Daha önce “A’dan Z’ye: Buraya Nasıl Geldik?” adlı kitabıyla Türkiye’nin son on beş yılına etki etmiş, giderek yükselen acı ve utanç dozuyla toplumun duyarsızlaştırıldığı olayları ve halının altına itilen skandalları unutulmaması için kayıt altına almıştı Evin. Yeni romanı “Dünyanın Dibi Oteli”yle bu kez de böyle devam edersek, sahilleri betonla doldurmaya, ömrü kısıtlı madenler için dağların altını oymaya, suları barajlarla kurutmaya son vermezsek nereye gideceğimizi anlatıyor.

2050 yılında, konforundan ödün vermemek adına almadığı önlemler yüzünden iklim krizinin önüne geçemeyen insanlığın, dünyanın dört bir yanında doğal felaketlerle sınandığı bir dönemde başlıyor hikâye. Kimi bölümleri Tanrısal bakış açısıyla anlatılırken kimi bölümleri de karakterlerin ağzından aktarılan roman boyunca yakın gelecekte iklim krizinin hangi boyutlara varabileceği, dünyanın ve Türkiye’nin küresel ısınma nedeniyle hangi zorluklarla karşı karşıya kalabileceği ele alınıyor.

DÜNYANIN DİBİ OTELİ, Mehveş Evin, Karakarga Yayınları, 2022DÜNYANIN DİBİ OTELİ, Mehveş Evin, Karakarga Yayınları, 2022

Çanakkale kırsalında, Assos - Büyükhusun köyünde ileri görüşlü bir kadın olan anneannesi Perihan’ın yıllar önce bugünleri görerek inşa ettiği “Sığınak”ta yaşayan 28 yaşındaki Leyla’nın çok uzun bir zaman sonra tek başına İstanbul’a doğru çıkacağı yolculuk, kaynakları tükenmiş bir gezegenin ödediği ağır faturayı gözler önüne seriyor. Bununla birlikte yıllar önce, henüz yapılabilecek şeyler varken verilen mücadeleyi de anlatıyor Evin, romanında. Leyla’nın çevre mühendisi olan babasının arkadaşlarıyla birlikte kurduğu “YETER” hareketinden, insanları bilinçlendirmek ve örgütlemek için verdikleri çabalardan, muhaliflikle yaftalanıp birkaç kez hapis yatışından bahsediyor.

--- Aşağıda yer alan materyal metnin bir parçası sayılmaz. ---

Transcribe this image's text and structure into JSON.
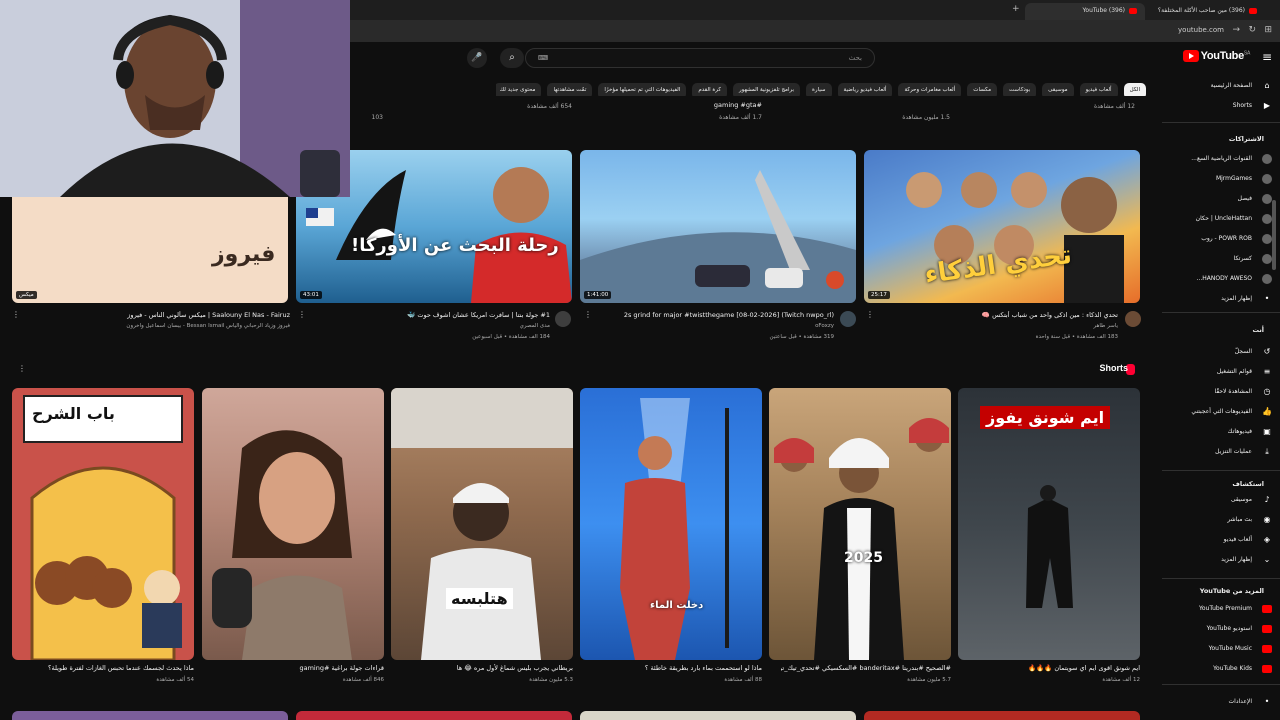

Leyla, yıllardır görmediği babasını görmek için çıktığı yolculukta yolu kaçak göçmenlerle kesişiyor. Yalnızca siyasi ve ekonomik koşulların etkisiyle değil, iklim koşulları nedeniyle yiyecek yemek bulmakta dahi zorlanarak yerini yurdunu terk eden göçmenlerin yaşadıkları zorluklardan da etkilenen Leyla, “Dünyanın Dibi Oteli”nde tanıştığı Daro’yu da yanına alarak yoluna devam ediyor. İkili İstanbul’a geldiklerinde, kendilerini yepyeni bir umudun ve mücadelenin içinde buluyorlar. Her şeye rağmen insandan ve dünyadan umudunu kesmeyenlerle birlikte sorunlara çözüm arıyorlar.

Yazarın daha önce Kısadalga.net platformu için bir podcast serisi olarak kurguladığı “2050 - Gelecekte Bir Yolculuk” adlı distopik öyküden ilham alan “Dünyanın Dibi Oteli”, gerçekçi bir distopya. Geleceğe dair karamsar bir resim çizse de umudu gözden hiç kaybetmemesiyle öne çıkıyor.